Ernie Dingo’s roller-coaster ride

July 2, 2016

Fame has proven to be a fickle beast for Ernie Dingo.

The 59-year-old indigenous star of both the small and big screens has ridden the roller-coaster of public exposure over the past 30 years. He was made a Member of the Order of Australia in 1990 for service to the performing arts and has been designated an Australian National Living Treasure. From 1993 until 2009, Dingo was a regular in our lounge rooms as host of the popular lifestyle series The Great Outdoors.

But, like the rest of us, Dingo has made his share of mistakes. 

In 2010, it was reported that two women claimed to have had affairs with Dingo, and then it was falsely claimed that Dingo and wife Sally were living in an open marriage. Bravely, Sally took the media on, telling that she would stand by Ernie despite his affairs, and both Sally and Ernie rubbished claims of an open marriage.

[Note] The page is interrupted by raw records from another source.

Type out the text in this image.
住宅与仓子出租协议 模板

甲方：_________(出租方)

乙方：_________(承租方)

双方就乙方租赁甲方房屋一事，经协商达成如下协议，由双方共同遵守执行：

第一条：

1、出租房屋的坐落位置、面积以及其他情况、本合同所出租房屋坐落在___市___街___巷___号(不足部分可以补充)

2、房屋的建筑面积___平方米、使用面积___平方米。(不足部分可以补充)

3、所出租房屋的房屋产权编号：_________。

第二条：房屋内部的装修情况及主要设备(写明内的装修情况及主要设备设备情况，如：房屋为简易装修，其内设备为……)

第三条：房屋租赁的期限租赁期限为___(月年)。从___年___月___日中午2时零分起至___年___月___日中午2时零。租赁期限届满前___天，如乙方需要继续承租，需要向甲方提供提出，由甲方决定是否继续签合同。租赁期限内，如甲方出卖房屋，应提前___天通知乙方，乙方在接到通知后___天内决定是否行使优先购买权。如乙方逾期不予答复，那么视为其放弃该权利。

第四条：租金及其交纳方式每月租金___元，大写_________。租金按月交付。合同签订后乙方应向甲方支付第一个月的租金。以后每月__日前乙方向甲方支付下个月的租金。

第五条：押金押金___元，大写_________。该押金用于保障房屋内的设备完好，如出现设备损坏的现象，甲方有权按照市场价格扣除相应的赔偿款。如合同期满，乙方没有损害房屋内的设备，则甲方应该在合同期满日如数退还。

Dingo’s next media stoush was an accusation that he slapped a primary school boy, leading to an assault charge that was investigated, dropped and the matter formally withdrawn.

But mud sticks, and this Australian National Living Treasure found himself dropped from his beloved The Great Outdoors and his acting career was at a standstill. This really was a time in the wilderness for Dingo.

But he was destined to return to the limelight, and did so in a notable role in the 2011 film musical Bran Nue Dae alongside Jessica Mauboy and Geoffrey Rush. Work in the Australian-Singaporean TV series Serangoon Road and the ABC’s Redfern Now followed in 2013.

Recently, Dingo has been a presenter in SBS’s DNA Nation series, where he underwent DNA tests that proved his people had been in the Murchison cattle station area, where he was born, for at least 40,000 years, roughly 1,600 generations.

Dingo told Fairfax that the news gave shape and form to something he and his people had always felt and believed, but could not prove scientifically—it was as if the science had verified the Dreaming.

In the series, Dingo ventured to Africa, where his classic humour crept in.

‘We could have sent a mob over there. It’s me being cheeky, but we are one of the oldest practising traditional cultures in the world. To me, the great thing was understanding the fact the origins are simple, we all come from an ancient source. I could be related to Betty who just had the big birthday!’ he chuckled. 

Dingo claims to have performed the first modern ‘welcome to country’ ceremony, in which traditional owners welcome people to their land, at the 1976 Perth Fringe Festival.

Today, the ‘welcome to country’ is a valued part of many big events, and for Dingo it has the same religious and spiritual weight as attending church.

‘You can’t kill spirituality. You can’t take somebody’s soul. You can’t kill the presence, the inner sanctums of spirituality,’ he explained.

The importance of the inner spirit in us all is reflected in St Paul’s words to the Corinthians.

‘Don’t you know that you yourselves are God’s temple and that God’s Spirit dwells in your midst?’ (I Corinthians, chapter 3, verse 16).